Cloudflare has revealed that a nation-state actor hacked into the company’s self-hosted Atlassian server in November 2023, but the attack was stopped by the internal team within a few days of access.
The hack, which used stolen tokens and credentials, was able to access “some documentation and a limited amount of source code” before being thwarted.
“On Thanksgiving Day, November 23, 2023, Cloudflare detected the threat actor on our self-hosted Atlassian server,” Cloudflare said in a blog post. “Our security team immediately began an investigation and cut off the threat actor’s access”.
After investigating internally and blocking the malicious access, Cloudflare commissioned CrowdStrike for an independent investigation, which concluded that the hack had no impact on any Cloudflare systems or data.
Attacker gained access via the Okta compromise
The attack started with the actor gaining access to a few Cloudflare credentials through a recent Okta breach, the company’s identity and access management (IAM) vendor.
“We were the victim of a compromise of Okta’s systems which resulted in a threat actor gaining access to a set of credentials. These credentials were meant to all be rotated,” Cloudflare said. “Unfortunately, we failed to rotate one service token and three service accounts (out of thousands) of credentials that were leaked during the Okta compromise.”
Among the stolen credentials was a Moveworks service token that granted remote access to Atlassian systems. Other compromises included a Smartsheet account with administrative access to the Atlassian Jira instance, a Bitbucket service account with access to the Cloudflare source code management system, and an AWS environment with “no access to the global network and no customer or sensitive data.”

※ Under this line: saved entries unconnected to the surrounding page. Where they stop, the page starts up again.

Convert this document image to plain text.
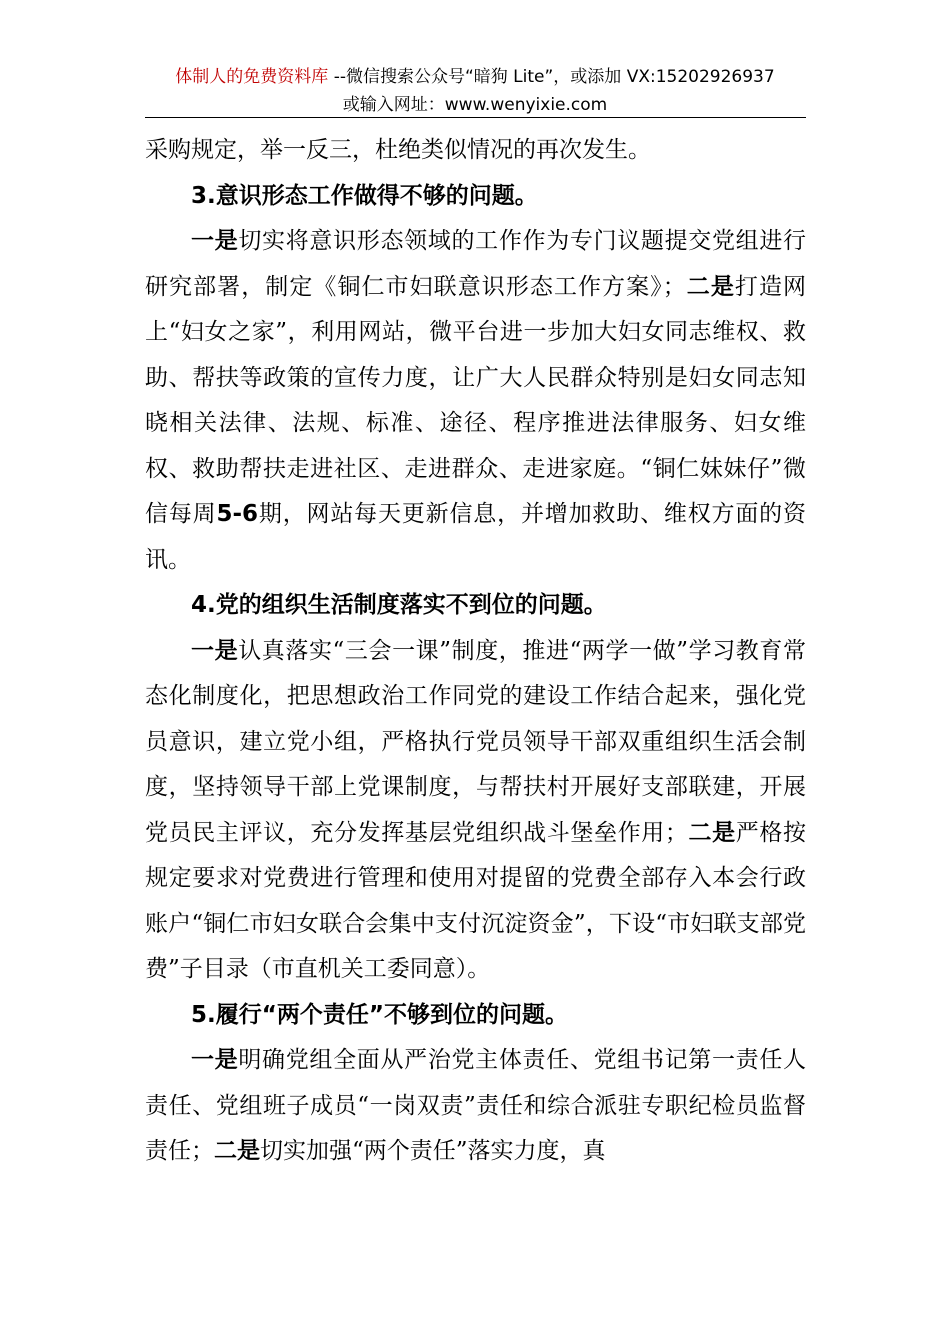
体制人的免费资料库 --微信搜索公众号“暗狗 Lite”，或添加 VX:15202926937
或输入网址：www.wenyixie.com

采购规定，举一反三，杜绝类似情况的再次发生。

3.意识形态工作做得不够的问题。

一是切实将意识形态领域的工作作为专门议题提交党组进行研究部署，制定《铜仁市妇联意识形态工作方案》；二是打造网上“妇女之家”，利用网站，微平台进一步加大妇女同志维权、救助、帮扶等政策的宣传力度，让广大人民群众特别是妇女同志知晓相关法律、法规、标准、途径、程序推进法律服务、妇女维权、救助帮扶走进社区、走进群众、走进家庭。“铜仁妹妹仔”微信每周5-6期，网站每天更新信息，并增加救助、维权方面的资讯。

4.党的组织生活制度落实不到位的问题。

一是认真落实“三会一课”制度，推进“两学一做”学习教育常态化制度化，把思想政治工作同党的建设工作结合起来，强化党员意识，建立党小组，严格执行党员领导干部双重组织生活会制度，坚持领导干部上党课制度，与帮扶村开展好支部联建，开展党员民主评议，充分发挥基层党组织战斗堡垒作用；二是严格按规定要求对党费进行管理和使用对提留的党费全部存入本会行政账户“铜仁市妇女联合会集中支付沉淀资金”，下设“市妇联支部党费”子目录（市直机关工委同意）。

5.履行“两个责任”不够到位的问题。

一是明确党组全面从严治党主体责任、党组书记第一责任人责任、党组班子成员“一岗双责”责任和综合派驻专职纪检员监督责任；二是切实加强“两个责任”落实力度，真
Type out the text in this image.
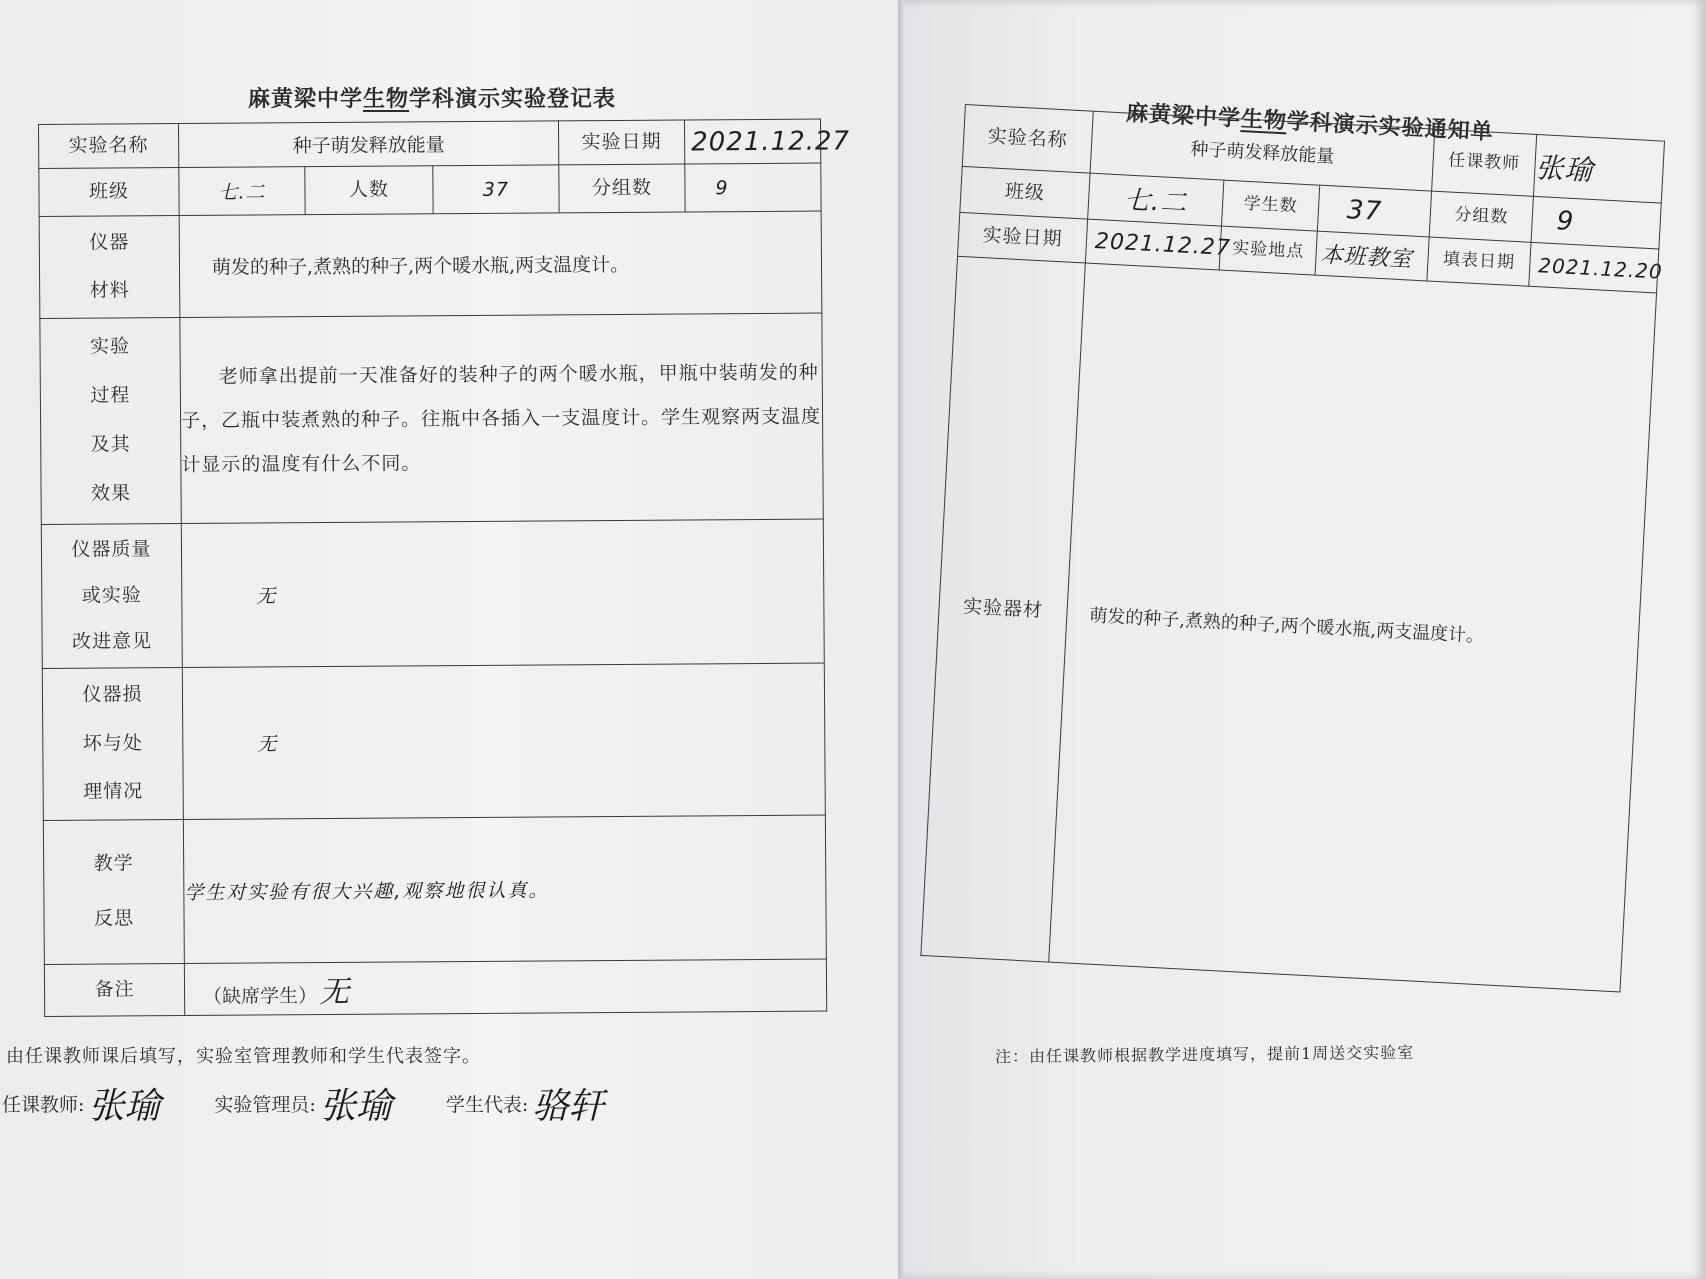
麻黄梁中学生物学科演示实验登记表
实验名称	种子萌发释放能量			实验日期	2021.12.27
班级	七.二	人数	37	分组数	9

仪器
材料	萌发的种子,煮熟的种子,两个暖水瓶,两支温度计。				

实验
过程
及其
效果	老师拿出提前一天准备好的装种子的两个暖水瓶，甲瓶中装萌发的种子，乙瓶中装煮熟的种子。往瓶中各插入一支温度计。学生观察两支温度计显示的温度有什么不同。				

仪器质量
或实验
改进意见	无				

仪器损
坏与处
理情况	无				

教学
反思	学生对实验有很大兴趣,观察地很认真。				
备注	（缺席学生）无				
由任课教师课后填写，实验室管理教师和学生代表签字。
任课教师: 张瑜	实验管理员: 张瑜	学生代表: 骆轩
麻黄梁中学生物学科演示实验通知单
实验名称	种子萌发释放能量			任课教师	张瑜
班级	七.二	学生数	37	分组数	9
实验日期	2021.12.27	实验地点	本班教室	填表日期	2021.12.20
实验器材	萌发的种子,煮熟的种子,两个暖水瓶,两支温度计。				
注：由任课教师根据教学进度填写，提前1周送交实验室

“From November 14 to 17, the threat actor did reconnaissance and then accessed our internal wiki (which uses Atlassian Confluence) and our bug database (Atlassian Jira),” Cloudflare added. “They then returned on November 22 and established persistent access to our Atlassian server using ScriptRunner for Jira, gained access to our source code management system (which uses Atlassian Bitbucket), and tried, unsuccessfully, to access a console server that had access to the data center that Cloudflare had not yet put into production in São Paulo, Brazil.”
The company added that the incident was in no way an error on the part of Atlassian, AWS, Moveworks, or Smartsheet, and happened because it failed to rotate the stolen credentials assuming they were unused.
Cloudflare said it was able to completely contain and remove the infection owing to its adoption of a zero-trust architecture.
“Because of our access controls, firewall rules, and use of hard security keys enforced using our own Zero Trust tools, the threat actor’s ability to move laterally was limited,” the company said. “No services were implicated, and no changes were made to our global network systems or configuration.”
Acknowledging the attack’s intention for establishing persistence and fearing overlooked persistence, Cloudflare resorted to a comprehensive remediation approach with additional proactive steps for future attacks.
“Even though we believed, and later confirmed, the attacker had limited access, we undertook a comprehensive effort to rotate every production credential (more than 5,000 individual credentials), physically segment test and staging systems, performed forensic triages on 4,893 systems, reimaged and rebooted every machine in our global network including all the systems the threat actor accessed and all Atlassian products (Jira, Confluence, and Bitbucket),” the Cloudflare blog said.
Checking for outdated software packages, user accounts that might have been created, unused active employee accounts, and secrets left in Jira tickets or source code, were a few other remediation efforts Cloudflare made.